Great ape cognition is used as a reference point to specify the evolutionary origins of complex cognitive abilities, including in humans. This research often assumes that great ape cognition consists of cognitive abilities (traits) that account for stable differences between individuals, which change and develop in response to experience. Here, we test the validity of these assumptions by assessing repeatability of cognitive performance among captive great apes (Gorilla gorilla, Pongo abelii, Pan paniscus, Pan troglodytes) in five tasks covering a range of cognitive domains. We examine whether individual characteristics (age, group, test experience) or transient situational factors (life events, testing arrangements or sociality) influence cognitive performance. Our results show that task-level performance is generally stable over time; four of the five tasks were reliable measurement tools. Performance in the tasks was best explained by stable differences in cognitive abilities (traits) between individuals. Cognitive abilities were further correlated, suggesting shared cognitive processes. Finally, when predicting cognitive performance, we found stable individual characteristics to be more important than variables capturing transient experience. Taken together, this study shows that great ape cognition is structured by stable cognitive abilities that respond to different developmental conditions.

The shifting shelf task: a new, non-verbal measure for attentional set shifting

Attentional set shifting is a core ingredient of cognition, allowing for fast adaptation to changes in the environment. How this skill compares between humans and other primates is not well known. We examined performance of 3- to 5-year-old children and chimpanzees on a new attentional set shifting task. We presented participants with two shelves holding the same set of four boxes. To choose the correct box on each shelf, one has to switch attention depending on which shelf one is currently presented with. Experiment 1 (forty-six 3- to 5-year olds, predominantly European White) established content validity, showing that the majority of errors were specific switching mistakes indicating failure to shift attention. Experiment 2 (one hundred and seventy-eight 3- to 6-year olds, predominantly European White) showed that older children made fewer mistakes, but if mistakes were made, a larger proportion were switching mistakes rather than 'random' errors. Experiment 3 (52 chimpanzees) established suitability of the task for non-human great apes and showed that chimpanzees' performance was comparable to the performance of 3- and 4-year olds, but worse than 5-year olds. These results suggest that chimpanzees and young children share attentional set shifting capacities, but that there are unique changes in the human lineage from 5 years of age.

Exploring the development of attentional set shifting in young children with a novel Intradimensional/Extradimensional shift task

Attentional set shifting is a core part of cognition, allowing quick and flexible adaption to new demands. The study of its development during early childhood has been hampered by a shortage of measures not requiring language. This article argues for a revival of the Intradimensional/Extradimensional (ID/ED) shift task by presenting a new nonverbal version of the task (Shifting Tray task).

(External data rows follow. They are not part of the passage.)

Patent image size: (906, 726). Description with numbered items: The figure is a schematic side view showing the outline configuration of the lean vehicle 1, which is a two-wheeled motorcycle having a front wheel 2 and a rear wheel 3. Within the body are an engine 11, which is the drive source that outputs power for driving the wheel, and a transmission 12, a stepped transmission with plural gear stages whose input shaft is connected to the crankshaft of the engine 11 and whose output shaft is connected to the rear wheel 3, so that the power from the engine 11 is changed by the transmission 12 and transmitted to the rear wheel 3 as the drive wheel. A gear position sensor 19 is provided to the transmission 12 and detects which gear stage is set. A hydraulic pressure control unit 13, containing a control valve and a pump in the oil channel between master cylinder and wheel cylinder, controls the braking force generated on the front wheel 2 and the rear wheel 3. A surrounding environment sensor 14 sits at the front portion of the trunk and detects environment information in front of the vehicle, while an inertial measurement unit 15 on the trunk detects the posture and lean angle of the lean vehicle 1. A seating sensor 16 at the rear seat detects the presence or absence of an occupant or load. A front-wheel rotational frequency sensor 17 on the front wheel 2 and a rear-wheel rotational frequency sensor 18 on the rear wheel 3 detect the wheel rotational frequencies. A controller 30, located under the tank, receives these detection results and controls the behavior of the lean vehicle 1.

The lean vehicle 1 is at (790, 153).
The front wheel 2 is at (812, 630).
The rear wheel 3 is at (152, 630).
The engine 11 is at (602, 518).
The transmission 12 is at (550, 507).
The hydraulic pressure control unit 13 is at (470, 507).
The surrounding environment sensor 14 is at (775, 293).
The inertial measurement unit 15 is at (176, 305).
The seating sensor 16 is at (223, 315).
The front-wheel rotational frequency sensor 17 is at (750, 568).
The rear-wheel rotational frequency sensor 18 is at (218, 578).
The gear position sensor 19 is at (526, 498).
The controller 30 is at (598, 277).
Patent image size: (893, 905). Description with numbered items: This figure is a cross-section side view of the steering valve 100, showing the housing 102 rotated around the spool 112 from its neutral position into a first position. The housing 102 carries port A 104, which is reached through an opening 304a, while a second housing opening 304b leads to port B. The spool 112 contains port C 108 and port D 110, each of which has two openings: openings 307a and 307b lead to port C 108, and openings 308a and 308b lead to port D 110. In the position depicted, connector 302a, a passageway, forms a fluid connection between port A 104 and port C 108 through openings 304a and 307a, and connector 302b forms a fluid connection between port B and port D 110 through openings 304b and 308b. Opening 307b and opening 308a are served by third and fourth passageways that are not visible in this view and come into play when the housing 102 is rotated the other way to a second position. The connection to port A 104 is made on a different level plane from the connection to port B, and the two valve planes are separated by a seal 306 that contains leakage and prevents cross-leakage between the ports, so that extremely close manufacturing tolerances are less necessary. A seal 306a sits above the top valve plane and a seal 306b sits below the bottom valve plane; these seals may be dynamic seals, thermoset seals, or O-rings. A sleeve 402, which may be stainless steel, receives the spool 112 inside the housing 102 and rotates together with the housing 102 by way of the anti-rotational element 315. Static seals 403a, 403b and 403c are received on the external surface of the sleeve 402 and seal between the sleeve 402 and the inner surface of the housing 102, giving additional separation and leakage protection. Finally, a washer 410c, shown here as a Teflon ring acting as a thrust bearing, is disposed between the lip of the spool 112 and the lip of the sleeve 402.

Children (N = 95 3- to 5-year-olds; 49 girls; predominantly European White) were presented with pairs of trays, each filled with a substrate and an upside-down cup on top, and were asked to find stickers. In the pre-switch phase, children learned (through trial and error) which dimension (substrate or cup) was predictive of the rewards. In the post-switch phase, all stimuli were exchanged. For children in the intradimensional shift condition, the dimension predictive of the sticker was the same as the one predictive in the pre-switch phase. For children in the extradimensional shift condition, the previously irrelevant dimension was now relevant. Results showed that most 3-year-olds were able to switch, and older children did not outperform younger children. The easy and flexible nature of the task allows researchers to investigate the impact of labels and instructions and to use it in cross-cultural and comparative research.